Is Mistral-3.5-Medium-128B broken in Llama CPP?

Posted by EmPips@reddit | LocalLLaMA | View on Reddit | 7 comments

Trying some if Bartowski's Q4 quants. Using Vulkan with the latest main branch as of a few hours ago.

The model is coherent - but incredibly weak. I've tried a few sampling settings as well as toggling reasoning on and off. It's lacking knowledge-depth that Magistral Small could decently handle and code tasks fail to run, let alone end up anywhere that'd register on SWE-Bench.

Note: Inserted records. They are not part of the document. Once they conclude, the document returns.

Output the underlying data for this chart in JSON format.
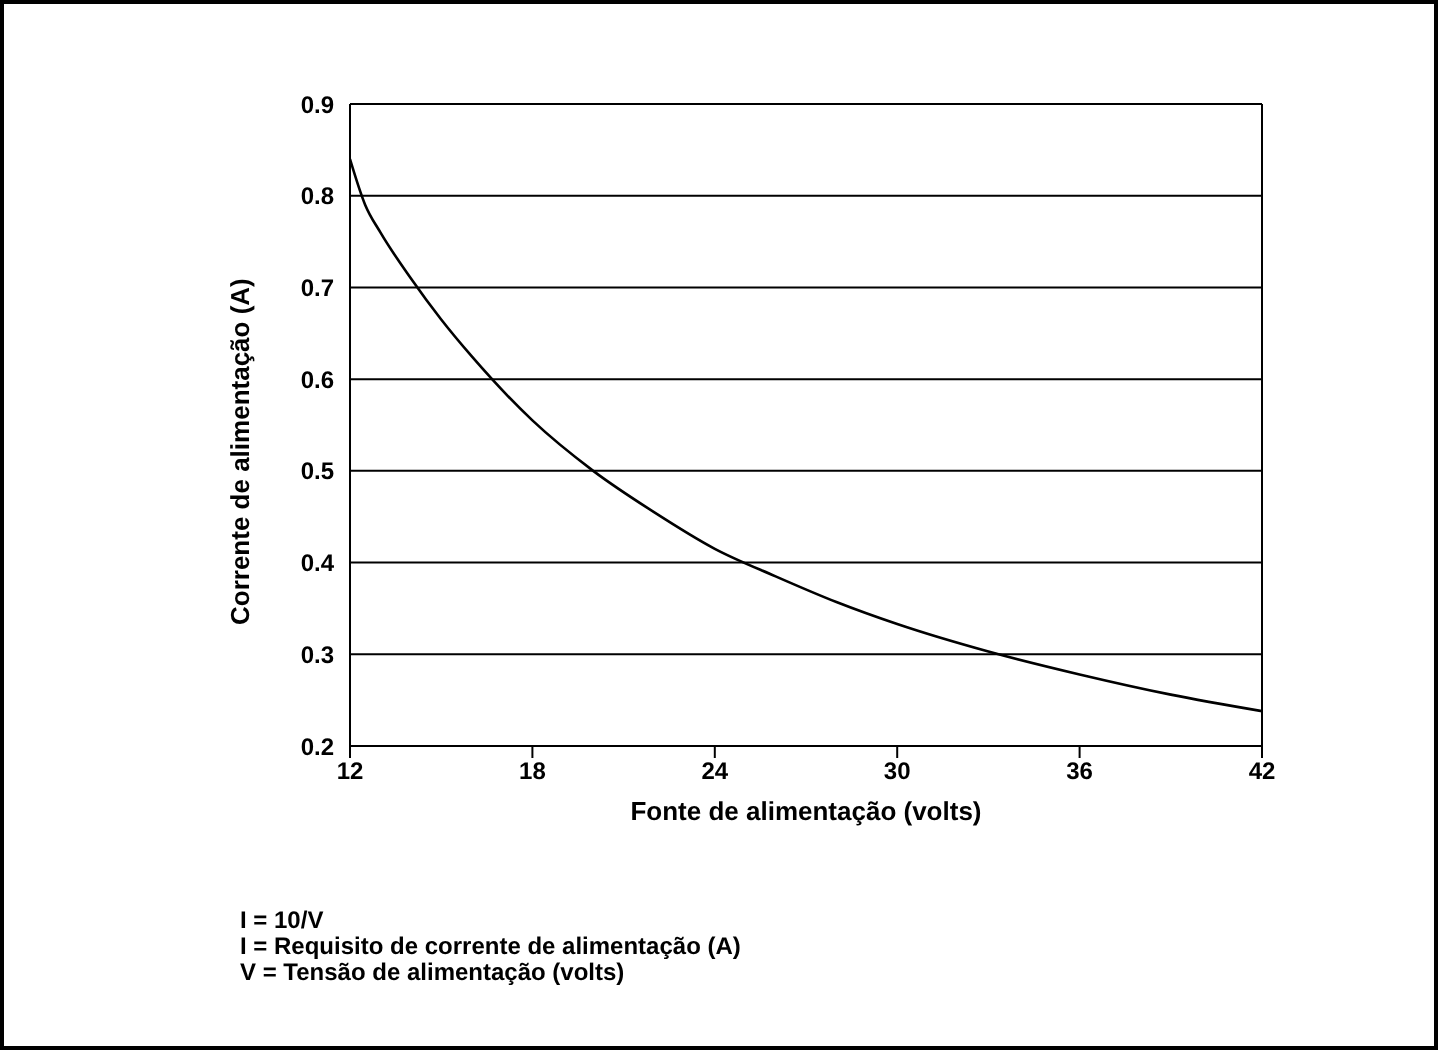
{
  "chart_data": {
    "type": "line",
    "xlabel": "Fonte de alimentação (volts)",
    "ylabel": "Corrente de alimentação (A)",
    "x": [
      12,
      12.5,
      13,
      14,
      15,
      16,
      18,
      20,
      22,
      24,
      26,
      28,
      30,
      33,
      36,
      39,
      42
    ],
    "series": [
      {
        "color": "#000000",
        "values": [
          0.84,
          0.79,
          0.76,
          0.71,
          0.665,
          0.625,
          0.555,
          0.5,
          0.455,
          0.415,
          0.385,
          0.357,
          0.333,
          0.303,
          0.278,
          0.256,
          0.238
        ]
      }
    ],
    "xlim": [
      12,
      42
    ],
    "xticks": [
      12,
      18,
      24,
      30,
      36,
      42
    ],
    "ylim": [
      0.2,
      0.9
    ],
    "yticks": [
      0.2,
      0.3,
      0.4,
      0.5,
      0.6,
      0.7,
      0.8,
      0.9
    ],
    "grid": "y",
    "legend": false,
    "marker": "none",
    "line_style": "solid",
    "annotations": [
      "I = 10/V",
      "I = Requisito de corrente de alimentação (A)",
      "V = Tensão de alimentação (volts)"
    ]
  }
}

Wondering if anyone's put more time in, tried vLLM, or tried other quants of this model and had a better experience?

[-]

a_beautiful_rhind@reddit

When in doubt, try the hosted version from the company itself for some number of messages. Gemma was different for a while so I assume the same story here. The quants might even be fine but the implementation isn't finished.

[-]

pmttyji@reddit

https://huggingface.co/unsloth/Mistral-Medium-3.5-128B-GGUF/discussions/1#69f2574c5d2a92da86823371

Hey guys, we're working with Mistral on a fix. Testing shows that this behavior occurs regardless of who or how the model was converted GGUF. The model initially responds correctly, but later behaves improperly.

Mistral has now labeled GGUF support as a WIP (work in progress). The issue appears most likely to be with the current GGUF parser. Will update you guys once resolved! Thank you.

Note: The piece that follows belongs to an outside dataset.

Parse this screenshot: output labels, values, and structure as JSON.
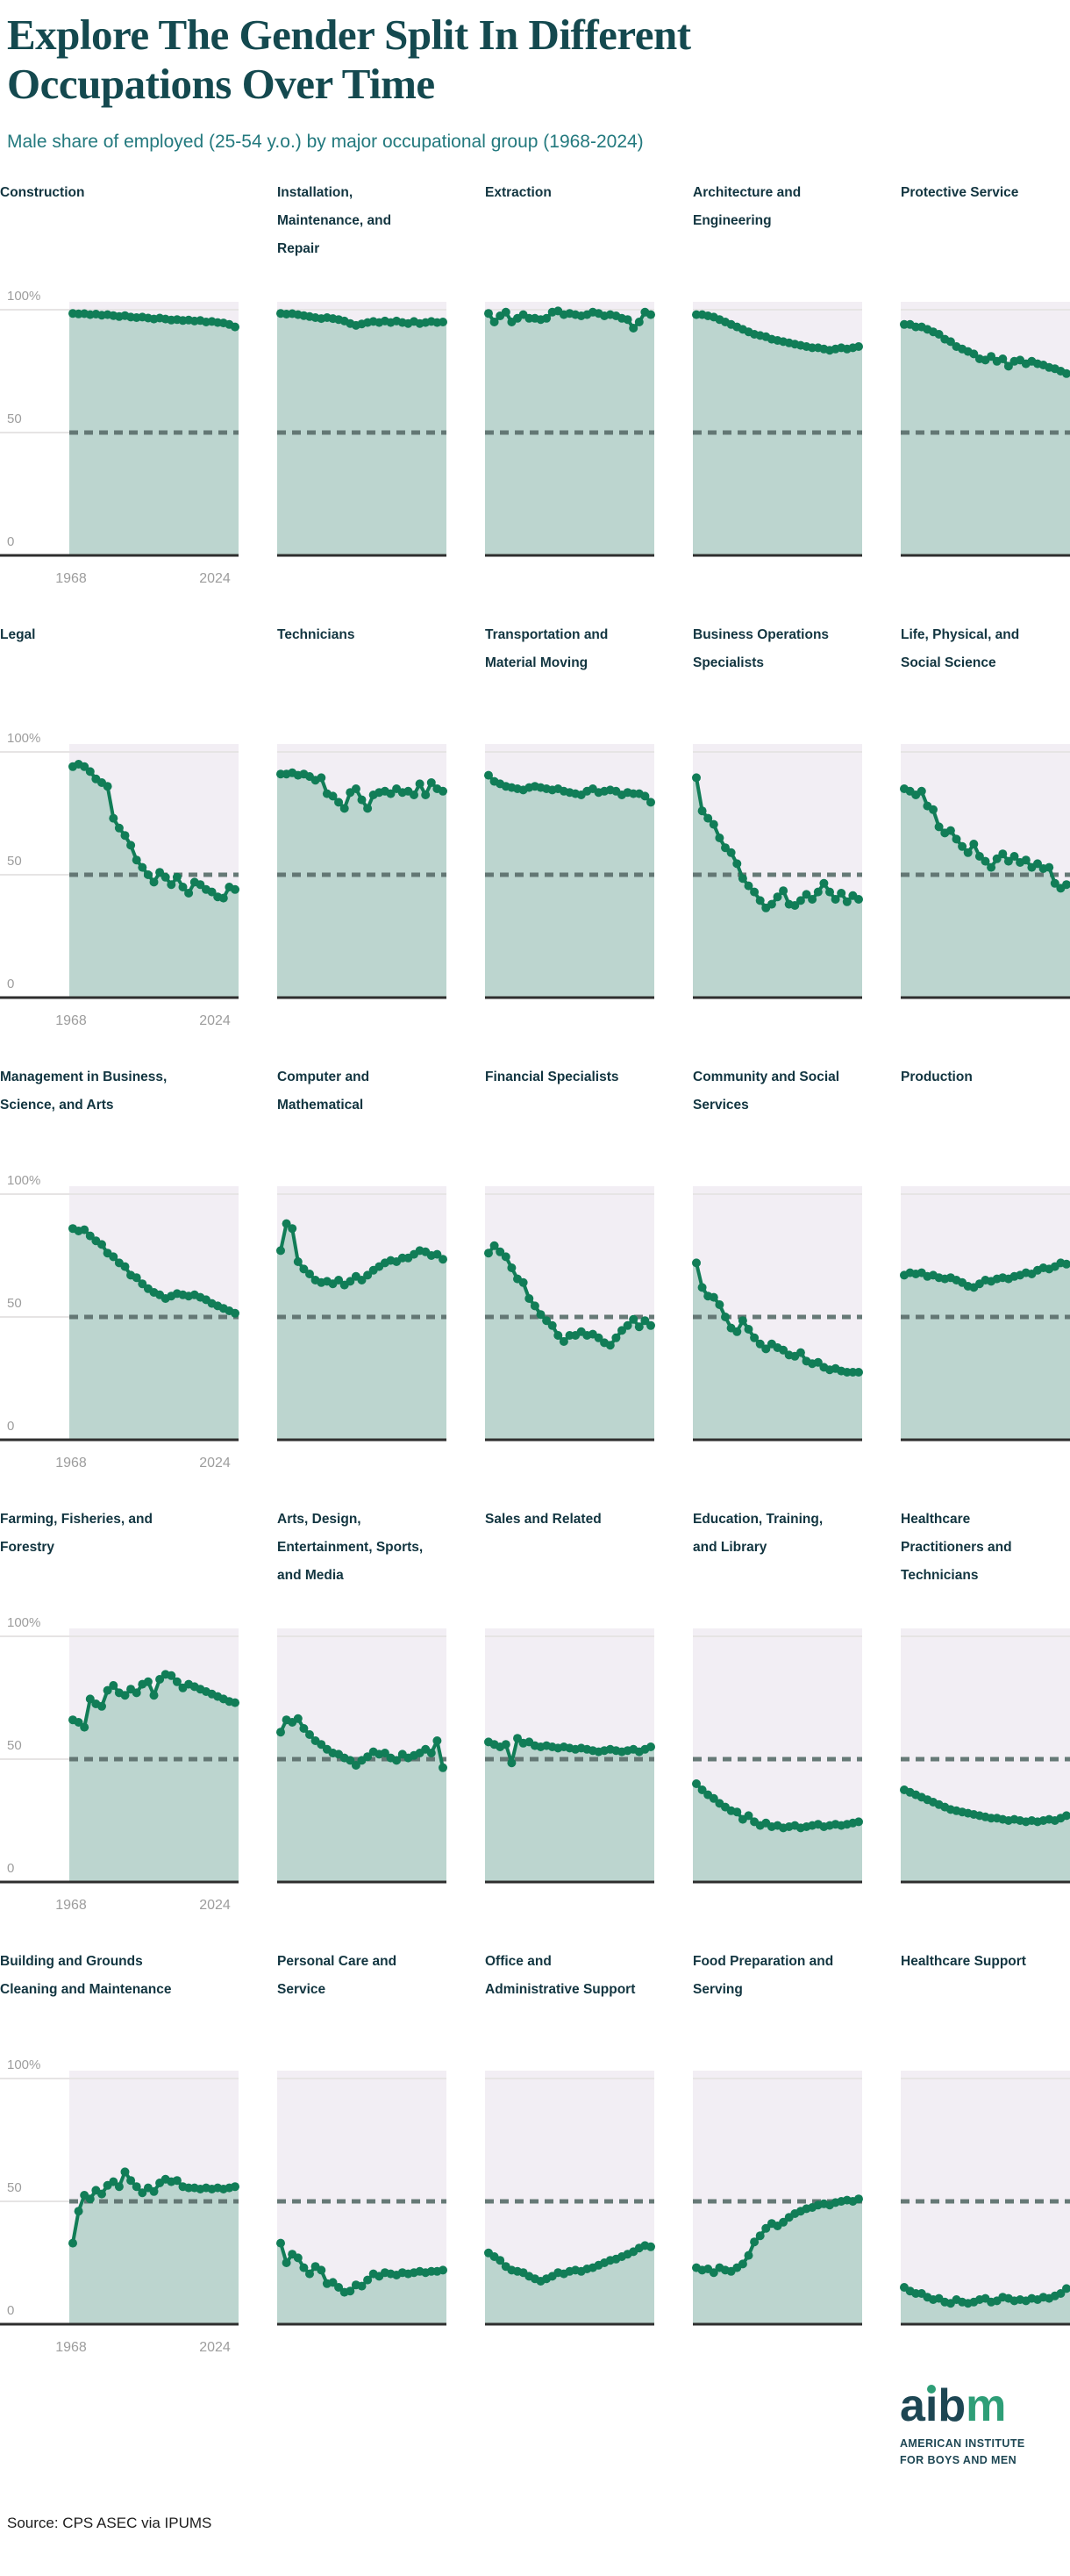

The vision issue was also something NVIDIA and Mistral experienced while converting the GGUFs, thus investigation also needs to be conducted there.

[-]

ambient_temp_xeno@reddit

The parser, now there's a surprise. They had to manually add a special one for Gemma 4.

[-]

Flinchie76@reddit

I tried the full unquantized version on vLLM nightly. Gave it a python coding task to build an actor system inspired by Akka and Erlang/Beam. It tried to define a method called `def /:` for operator overloading in python and did various other things like writing the code in `/tmp` despite being instructed to "use the current directory" which made it unusable for me. There are better models in that size range.

[-]